On top of shouldering the responsibilities of being one of the biggest pop stars on the planet, the 26-year-old was flung into a mindfuck by a May 2017 suicide bombing at her Manchester show that killed 22 people. The following year, Grande’s ex Mac Miller died from a fatal mixture of fentanyl, cocaine, and ethanol after his addiction was a driving force in the termination of their relationship. Flash forward to the next year, a still-grieving Grande is inexplicably engaged to Pete Davidson for a cup of coffee, taking on the role of “annoying lovey dovey social media couple” before calling it off months later.
I’m got anxiety next month. I have an anniversary with my lady next month and I can hardly manage making a dinner reservation at a restaurant that doesn’t suck and buying flowers that don’t look like they were scooped from the checkout area of CVS.
In any event, in a recent interview with Vogue, Grande opened up about those crazy years of her life and the perspective she gained from it all.
Grande broke down in tears during the interview as she recalled how performing at Coachella this year made her think of Mac Miller.
“The first time I went [to Coachella] was to see Malcolm perform, and it was such an incredible experience,” she said. “I went the second year as well, and I associate…heavily…it was just kind of a mindfuck, processing how much has happened in such a brief period.”

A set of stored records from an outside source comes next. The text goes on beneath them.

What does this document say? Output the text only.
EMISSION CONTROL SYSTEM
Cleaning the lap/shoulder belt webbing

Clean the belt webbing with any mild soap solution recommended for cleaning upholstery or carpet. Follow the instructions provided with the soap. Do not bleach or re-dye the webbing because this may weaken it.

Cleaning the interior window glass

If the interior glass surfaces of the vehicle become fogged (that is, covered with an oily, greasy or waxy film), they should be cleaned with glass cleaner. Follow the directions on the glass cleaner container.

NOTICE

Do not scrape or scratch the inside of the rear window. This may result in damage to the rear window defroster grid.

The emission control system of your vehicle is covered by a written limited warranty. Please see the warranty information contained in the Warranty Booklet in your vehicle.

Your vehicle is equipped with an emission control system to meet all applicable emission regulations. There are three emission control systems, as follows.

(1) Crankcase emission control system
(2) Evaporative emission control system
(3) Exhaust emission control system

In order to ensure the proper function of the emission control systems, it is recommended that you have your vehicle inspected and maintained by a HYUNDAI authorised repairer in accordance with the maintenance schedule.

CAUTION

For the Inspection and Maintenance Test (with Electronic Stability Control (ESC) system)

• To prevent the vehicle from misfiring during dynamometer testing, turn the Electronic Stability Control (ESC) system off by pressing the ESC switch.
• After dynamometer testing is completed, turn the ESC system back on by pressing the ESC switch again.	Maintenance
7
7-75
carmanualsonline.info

Speaking about all the social media hate Grande received when people thought she ditched Miller when he needed her the most, she replied:
“People don’t see any of the real stuff that happens, so they are loud about what they think happened. They didn’t see the years of work and fighting and trying, or the love and exhaustion.”
Transitioning to her fiery, albeit short-lived relationship with Pete Davidson, Grande diminished it to “an amazing distraction.”
“It was frivolous and fun and insane and highly unrealistic, and I loved him, and I didn’t know him,” she said.
Ah, mid-twenties love. Fiery and inconsequential. Us 30-somethings are much more practical: just find someone who’s good at all the shit you aren’t.